La mise en scène du discours

Jean-Pierre van Elslande, © 2003
Dpt de Français moderne – Université de Neuchâtel

I.3. L'empire rhétorique classique

De ces divers traités, il ressort que la rhétorique vise avant tout à mobiliser. Elle pousse à agir dans un sens plutôt qu'un autre, à prendre une décision plutôt qu'une autre. Elle suppose donc, de la part de l'orateur, une connaissance profonde de la psychologie des auditeurs.

Elle suppose également que l'orateur soit au bénéfice d'un très vaste savoir, puisque ce dernier peut avoir à déployer ses ressources dans toutes sortes de contextes. Dans le De Oratore, Cicéron énumère d'ailleurs les qualités de l'orateur idéal. Celui-ci doit exceller en philosophie, en grammaire, en musique, en mathématique, en géométrie, en art dramatique, en droit, en danse, en histoire... Cette figure idéale dit bien le caractère central et transdisciplinaire de la rhétorique.

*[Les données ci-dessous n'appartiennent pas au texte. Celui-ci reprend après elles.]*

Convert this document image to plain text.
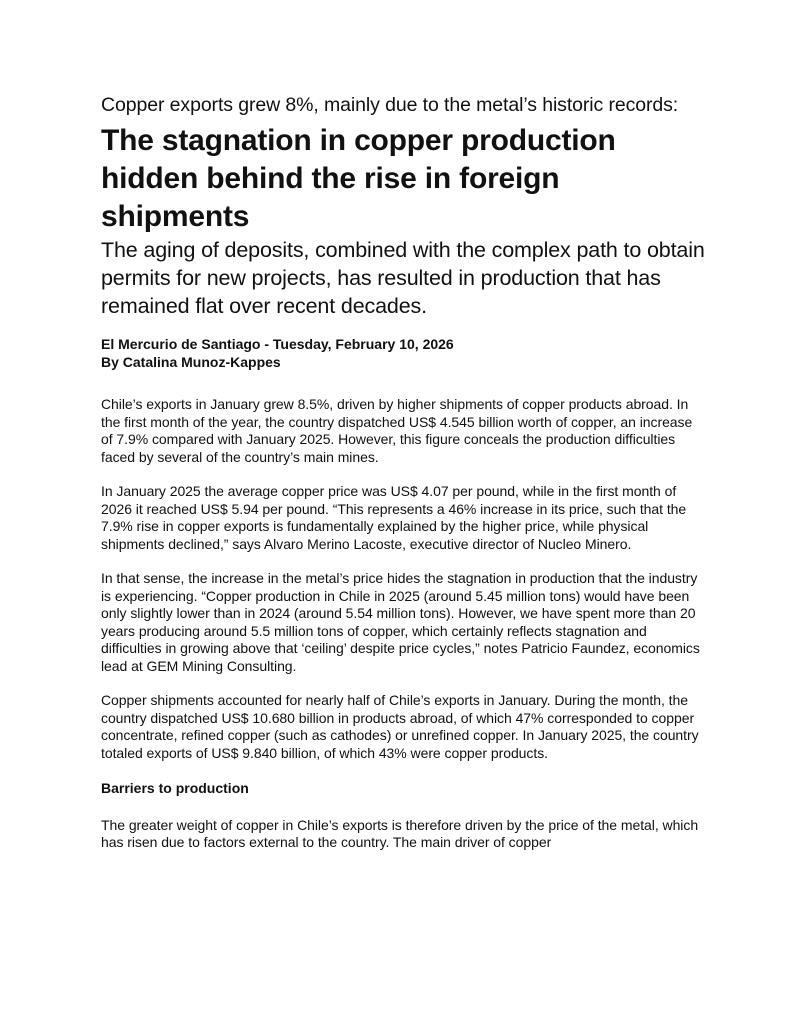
Copper exports grew 8%, mainly due to the metal’s historic records:
The stagnation in copper production hidden behind the rise in foreign shipments
The aging of deposits, combined with the complex path to obtain permits for new projects, has resulted in production that has remained flat over recent decades.
El Mercurio de Santiago - Tuesday, February 10, 2026
By Catalina Munoz-Kappes

Chile’s exports in January grew 8.5%, driven by higher shipments of copper products abroad. In the first month of the year, the country dispatched US$ 4.545 billion worth of copper, an increase of 7.9% compared with January 2025. However, this figure conceals the production difficulties faced by several of the country’s main mines.

In January 2025 the average copper price was US$ 4.07 per pound, while in the first month of 2026 it reached US$ 5.94 per pound. “This represents a 46% increase in its price, such that the 7.9% rise in copper exports is fundamentally explained by the higher price, while physical shipments declined,” says Alvaro Merino Lacoste, executive director of Nucleo Minero.

In that sense, the increase in the metal’s price hides the stagnation in production that the industry is experiencing. “Copper production in Chile in 2025 (around 5.45 million tons) would have been only slightly lower than in 2024 (around 5.54 million tons). However, we have spent more than 20 years producing around 5.5 million tons of copper, which certainly reflects stagnation and difficulties in growing above that ‘ceiling’ despite price cycles,” notes Patricio Faundez, economics lead at GEM Mining Consulting.

Copper shipments accounted for nearly half of Chile’s exports in January. During the month, the country dispatched US$ 10.680 billion in products abroad, of which 47% corresponded to copper concentrate, refined copper (such as cathodes) or unrefined copper. In January 2025, the country totaled exports of US$ 9.840 billion, of which 43% were copper products.

Barriers to production

The greater weight of copper in Chile’s exports is therefore driven by the price of the metal, which has risen due to factors external to the country. The main driver of copper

Dès l'Antiquité classique, la rhétorique constitue donc un véritable empire, non seulement parce qu'elle est transdisciplinaire, mais aussi parce qu'elle comprend plusieurs territoires qui se recoupent et sont complémentaires.

Elle s'étend tout d'abord à l'art de bien dire, de bien savoir s'exprimer en public. C'est l'art pratique de l'orateur qui se soucie d'expressivité.

Elle s'étend plus généralement à l'art de persuader, d'influencer le destinataire du message par toutes sortes de techniques, verbales et non verbales. À ce titre, le maintien corporel, les gestes, les mimiques et l'image en relèvent s'ils sont destinés à emporter l'adhésion d'un public. Elle se définit alors comme l'art du rhéteur et sa fonction devient didactique plus que pratique: le rhéteur enseigne en effet les techniques efficaces permettant de persuader, sans pour autant pratiquer lui-même l'art oratoire.

Enfin, elle constitue une théorie générale de la réception des discours, dans la mesure où la pratique oratoire et la didactique de la persuasion n'ont de sens que rapportées aux effets produits par un message sur ses destinataires.